The Foundry workload uses a three-layer architecture:

• PowerShell + ARM REST (modules/FoundryInfra.psm1) for Foundry account, model deployments, and project creation (direct ARM REST at api-version=2026-01-15-preview), plus Teams packaging and catalog publishing
• Python SDK (scripts/*.py) for agent CRUD, project connections, knowledge base / vector stores, post-deploy evaluations, and AI red teaming
• Bicep (infra/) for eval infrastructure, Bot Services, and Defender posture

Deployment order (dependency-driven):

1. Foundry          — agents + Defender for Cloud posture
2. AgentIdentity    — managed identity RBAC (auto-derived from tools)
3. TestUsers        — groups used for label scoping
4. SensitivityLabels — label hierarchy + auto-label policies + AI Search MI roles
5. ConditionalAccess — MFA + risky sign-in block (report-only)
6. MDCA              — session monitoring + activity alerts + app governance

Removal runs the exact reverse order.

Deployment manifests

Each successful deploy writes a manifest to manifests/<prefix>_<timestamp>.json containing all created resource IDs. Remove.ps1 -ManifestPath uses the manifest for precise, targeted teardown. Without a manifest, removal falls back to prefix-based resource lookup.

Troubleshooting

See docs/troubleshooting.md for a catalog of errors encountered on MCAPS-governed tenants and the fixes for each.
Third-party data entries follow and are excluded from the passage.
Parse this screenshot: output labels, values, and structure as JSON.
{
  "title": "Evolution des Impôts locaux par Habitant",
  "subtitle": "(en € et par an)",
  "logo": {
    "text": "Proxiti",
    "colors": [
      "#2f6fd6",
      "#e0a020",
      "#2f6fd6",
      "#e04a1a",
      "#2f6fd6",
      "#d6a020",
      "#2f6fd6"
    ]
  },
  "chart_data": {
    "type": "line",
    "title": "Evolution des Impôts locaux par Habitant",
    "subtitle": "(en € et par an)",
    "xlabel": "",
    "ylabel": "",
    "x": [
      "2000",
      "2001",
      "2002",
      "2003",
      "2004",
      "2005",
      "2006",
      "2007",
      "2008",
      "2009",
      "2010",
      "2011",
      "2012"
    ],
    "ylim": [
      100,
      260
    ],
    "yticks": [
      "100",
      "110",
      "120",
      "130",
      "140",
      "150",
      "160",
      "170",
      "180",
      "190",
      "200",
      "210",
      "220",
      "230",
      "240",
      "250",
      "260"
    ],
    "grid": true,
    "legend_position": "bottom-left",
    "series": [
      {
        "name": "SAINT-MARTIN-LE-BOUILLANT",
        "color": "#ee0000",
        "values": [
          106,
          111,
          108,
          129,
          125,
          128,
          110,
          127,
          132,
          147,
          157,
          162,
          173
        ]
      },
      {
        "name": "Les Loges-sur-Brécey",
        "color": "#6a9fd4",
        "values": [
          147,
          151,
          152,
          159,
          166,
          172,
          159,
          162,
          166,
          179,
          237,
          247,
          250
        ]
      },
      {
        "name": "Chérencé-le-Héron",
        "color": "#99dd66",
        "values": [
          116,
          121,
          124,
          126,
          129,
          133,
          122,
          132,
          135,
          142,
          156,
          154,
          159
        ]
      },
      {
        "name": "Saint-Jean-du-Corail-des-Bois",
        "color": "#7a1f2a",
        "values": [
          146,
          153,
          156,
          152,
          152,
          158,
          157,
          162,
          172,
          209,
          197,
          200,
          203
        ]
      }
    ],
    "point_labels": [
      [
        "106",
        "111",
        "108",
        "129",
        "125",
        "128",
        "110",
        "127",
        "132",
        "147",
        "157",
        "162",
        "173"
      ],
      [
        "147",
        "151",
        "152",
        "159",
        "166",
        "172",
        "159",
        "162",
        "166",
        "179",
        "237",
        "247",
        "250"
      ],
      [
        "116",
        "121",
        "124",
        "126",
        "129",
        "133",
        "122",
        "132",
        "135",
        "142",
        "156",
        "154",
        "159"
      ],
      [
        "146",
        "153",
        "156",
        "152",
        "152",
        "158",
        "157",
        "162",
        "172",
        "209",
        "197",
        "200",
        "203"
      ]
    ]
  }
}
Covers Foundry project RP quirks, connection API gotchas, Teams catalog publish idempotency, and more.

Developer tooling

Pre-commit hook

Mirrors CI checks locally so lint errors don't land on main:

./scripts/install-hooks.sh

Runs ruff on staged scripts/**/*.py and PSScriptAnalyzer (Warning+, same exclusions as .github/workflows/validate.yml) on staged *.ps1 / *.psm1 / *.psd1. Bypass only when explicitly instructed: git commit --no-verify.

Claude Code subagents

Specialized agents live in .claude/agents/ and auto-activate on matching triggers:

• foundry-troubleshooter — maps deploy errors to docs/troubleshooting.md entries.
• foundry-verifier — read-only check that deployed agent tool definitions match config.json.
• redteam-analyst — parses Step 8 red-team scorecards, ranks findings by ASR, and points at infra/guardrails.bicep / config.json for remediation.
• evaluator-interpreter — interprets Step 7 evaluator output (trust boundaries, red team resilience, prompt vulnerability), flags regressions vs. prior runs.

MCP servers

Configured in .github/copilot/mcp.json:

• microsoft-learn — Microsoft docs search.
• azure — live Azure subscription / Foundry / Key Vault state via @azure/mcp.
• github — PRs, issues, workflow runs.